Dungeness - 0930hrs - cool, sunshine/showers, cloudy, nw 2 - We`d just finished doing breakfast for our guest, and was about to head out over the local patch, when I received an excited phone call from Plodding Birder to the effect that he`d just found an American Flycatcher - at the fishing boats!!!
This prompted a rapid change of plan, and a speedy drive to the point, to join a small group of locals already watching/photographing said bird around the fishing boats and bulldozers. As with most tired, grounded migrants it was not shy, flying around the shingle snapping up insects and settling close by amongst the flotsam and jetsom of the fishing industry. Over the next couple of hours the sun broke through affording good photographic opportunities which should assist in making a specific identification of what is a notoriously tricky group of flycatchers.
Now, I`m no expert on this genus of American flycatchers, having only seen an Alder Flycatcher before, in the spring at Jamaica Bay, USA, but looking at the pics we have to consider Alder/Willow or Yellow-bellied/Acadian Flycatchers. I haven't had a chance to have a good look online, but with reference to the Sibley guide (not always reliable) Alder/Willow both appear greyish on the upperparts and our bird appeared almost bright green at times with a yellowish wash to the underparts, which would suggest Yellow-bellied/Acadian. It also had a bright and complete eye-ring, a stoutish bill and long primary projections, which would lean towards the latter.
At one stage it pooed on a bulldozer, which was promptly collected for later analysis; presumably DNA can be extracted for a positive id.
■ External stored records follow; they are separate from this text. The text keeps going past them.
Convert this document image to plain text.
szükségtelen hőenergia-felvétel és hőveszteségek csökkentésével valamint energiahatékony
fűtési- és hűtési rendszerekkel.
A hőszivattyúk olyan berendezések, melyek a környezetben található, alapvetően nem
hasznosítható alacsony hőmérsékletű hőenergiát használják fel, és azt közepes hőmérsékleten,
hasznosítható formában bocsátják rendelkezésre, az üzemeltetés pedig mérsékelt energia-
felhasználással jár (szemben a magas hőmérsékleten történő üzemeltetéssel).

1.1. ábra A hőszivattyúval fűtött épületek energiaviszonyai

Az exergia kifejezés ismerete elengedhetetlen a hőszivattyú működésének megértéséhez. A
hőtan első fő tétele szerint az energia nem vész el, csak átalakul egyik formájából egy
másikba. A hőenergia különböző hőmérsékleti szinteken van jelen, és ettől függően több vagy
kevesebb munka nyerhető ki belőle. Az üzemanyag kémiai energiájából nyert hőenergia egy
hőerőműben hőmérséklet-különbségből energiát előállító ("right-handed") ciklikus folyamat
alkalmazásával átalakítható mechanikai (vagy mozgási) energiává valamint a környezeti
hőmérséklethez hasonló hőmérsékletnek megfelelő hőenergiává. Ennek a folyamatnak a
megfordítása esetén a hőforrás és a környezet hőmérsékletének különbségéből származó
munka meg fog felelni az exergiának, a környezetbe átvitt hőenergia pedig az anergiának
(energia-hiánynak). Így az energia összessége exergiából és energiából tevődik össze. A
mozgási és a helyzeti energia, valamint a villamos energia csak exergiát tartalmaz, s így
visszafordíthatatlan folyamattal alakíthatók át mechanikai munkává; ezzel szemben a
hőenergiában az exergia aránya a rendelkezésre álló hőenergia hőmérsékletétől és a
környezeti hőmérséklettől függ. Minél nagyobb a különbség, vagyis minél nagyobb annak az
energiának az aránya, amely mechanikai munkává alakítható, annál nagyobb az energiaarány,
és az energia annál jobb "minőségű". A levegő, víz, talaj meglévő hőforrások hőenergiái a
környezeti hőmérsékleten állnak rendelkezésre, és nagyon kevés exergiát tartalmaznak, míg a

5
We called back down the point this afternoon by which time the bird had moved inland to a private garden where an attendant army of twitchers had virtually encircled the place. Despite the drizzle it did show again, sallying forth to snap up insects, but the views were nothing like this morning. After a natter with a few old faces and another chat with the finder, Martin Casemore, (aka Plodding birder) we called it a day and headed for home. A great find Martin, whatever the final outcome on the id, and well deserved.
The phone didn`t stop ringing this evening, what with birders enquiring about the flycatcher, but in conversation with Stuart Winter of the Express newspaper, he was convinced that American birders who`d seen the pictures online confirmed it was a first autumn Acadian Flycatcher.